Measure 0 debuts; political money abides

MEASURE O revenue gets underway and the matter of the law and ethics of accepting political contributions (Shutterstock).

Monday was not just the first day of a new month, or April Fool’s Day. It’s the kickoff time for tax revenue to flow from Measure O, the 1-cent sales levy approved by Garden Grove voters last fall.

It’s estimated that in the first year, the city should realize about $19 million in additional money, a figure that would increase as more businesses collecting sales tax come on line.

For most cities, sales tax is the principal source of revenue; what you pay in property tax is relatively small potatoes, especially if you are a long-time resident protected by Proposition 13.

One thing that’s generally not known is the sales tax you pay when you buy an automobile does not go to the city where you bought it, but to your city of residence. So if you buy a Camry at Toyota Place in Garden Grove but live in Buena Park, the sales tax portion devoted to cities goes to Buena Park (provided that’s where you register your vehicle).

So why are car dealerships prized by cities? Part of the reason is that they do more than sell cars; they also provide mechanical service which usually involves selling you motor oil, tires and other parts, and those are taxable.

Most cities want you to shop locally, but it’s more complicated than it looks.

When do contributions become something else?

One of the most sensitive – and arguably important – issues in politics today is that of campaign contributions. These days – even in local races– it takes a lot of the green stuff to get elected. Even the basics, such as a candidate’s statement in the voter handbook, a simple brochure or a few lawn signs can run into thousands of dollars.

A few election cycles ago one candidate raised and spent over $140,000 in a local mayor’s race, even though the post – largely ceremonial – paid only a few hundred dollars a month? Why do that?

The answer may be disappointing.  Some politicians run primarily for ego. Some do it for public service. Others do it for the benefits such as business contacts, inside information about new developments, and a chance for advancement into higher-paying, more lucrative connections.

But is taking a contribution from a developer when you are in a position to vote “yes” or “no” on a project which may be worth millions to that person unlawful or unethical?

As we understand the law, a city council member – or a candidate for such office – for example, must disclose the source of contributions. When in office, that person must “recuse” him- or herself from voting on a matter of personal financial interest. That means, for example, a land use decision on property the officeholder owns or has a financial interest in.

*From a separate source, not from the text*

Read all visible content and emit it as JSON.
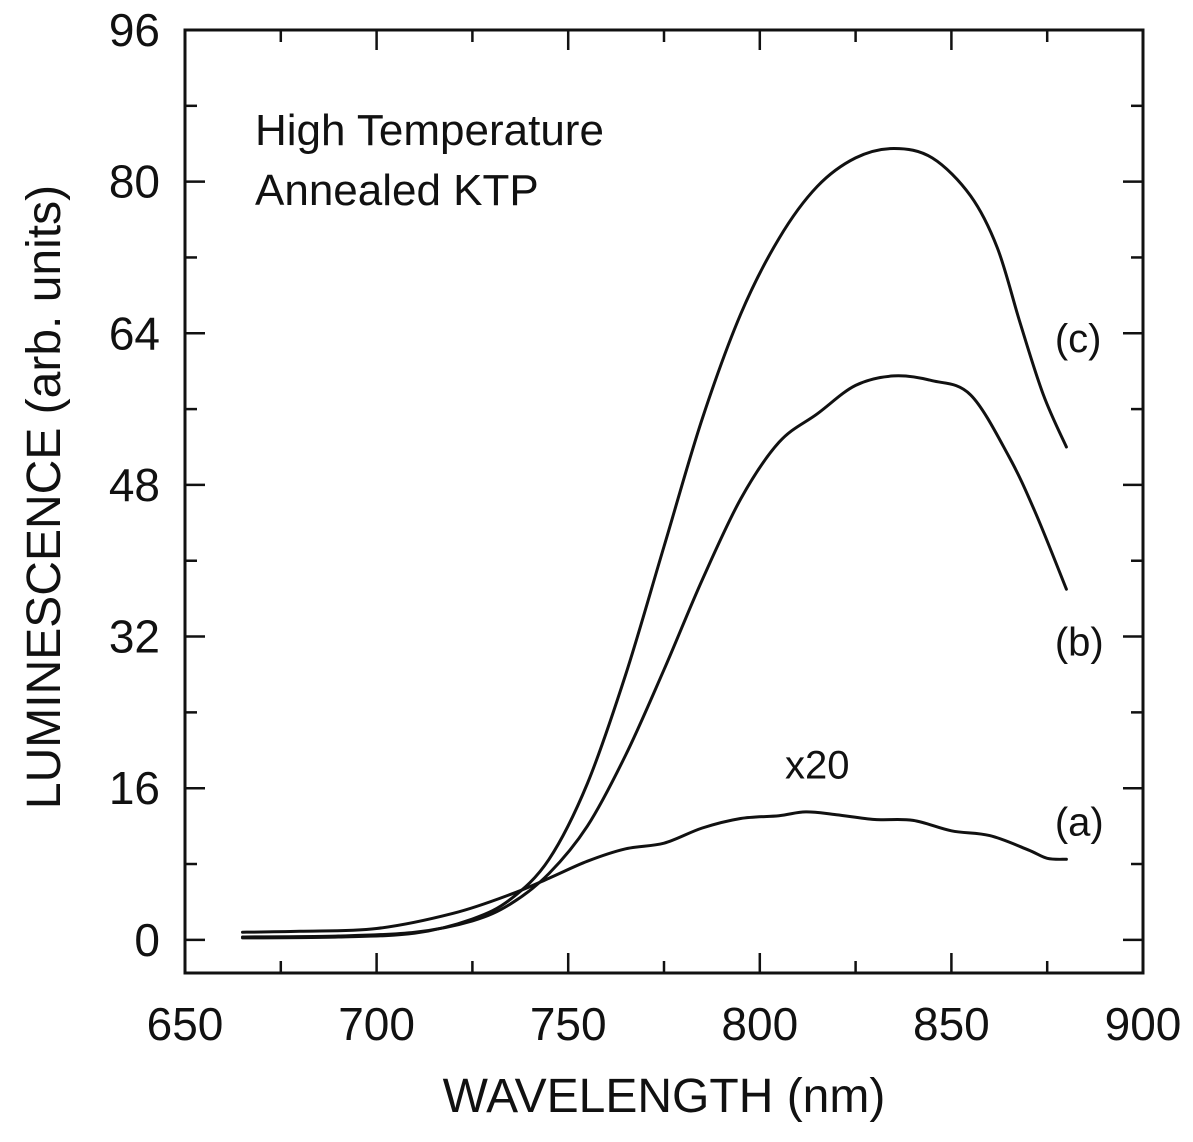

You can’t vote on an ordinance approving your new restaurant or if your restaurant is 50 feet from a proposed competitor. That’s a conflict of interest.

But if a developer – who has given you thousands of dollars in campaign contributions – has a project before you, that’s not considered a conflict. While many view that as ethically suspect, state law views a conflict only as those with a “foreseeable financial impact.” That doesn’t cover legally made and disclosed political contributions.

It’s difficult to imagine that politicians who receive big money from supporters won’t be persuaded favorably by those who gave them such largess. As long as it’s legal – and sometimes when it’s not – they’ll do it.

Those who are outraged by this can organize ballot measures or recruit candidates to change the law, locally and at other levels of government. At the very least, they can call out officeholders who vote on such matters, hoping to at least shame them into doing the right thing. But until the public gets sufficiently angry about the issue, we will continue to have a system by which in a society in which all men (and women) are equal, but some are quite a bit more equal than others.

Usually Reliable Sources is posted on alternate Wednesdays.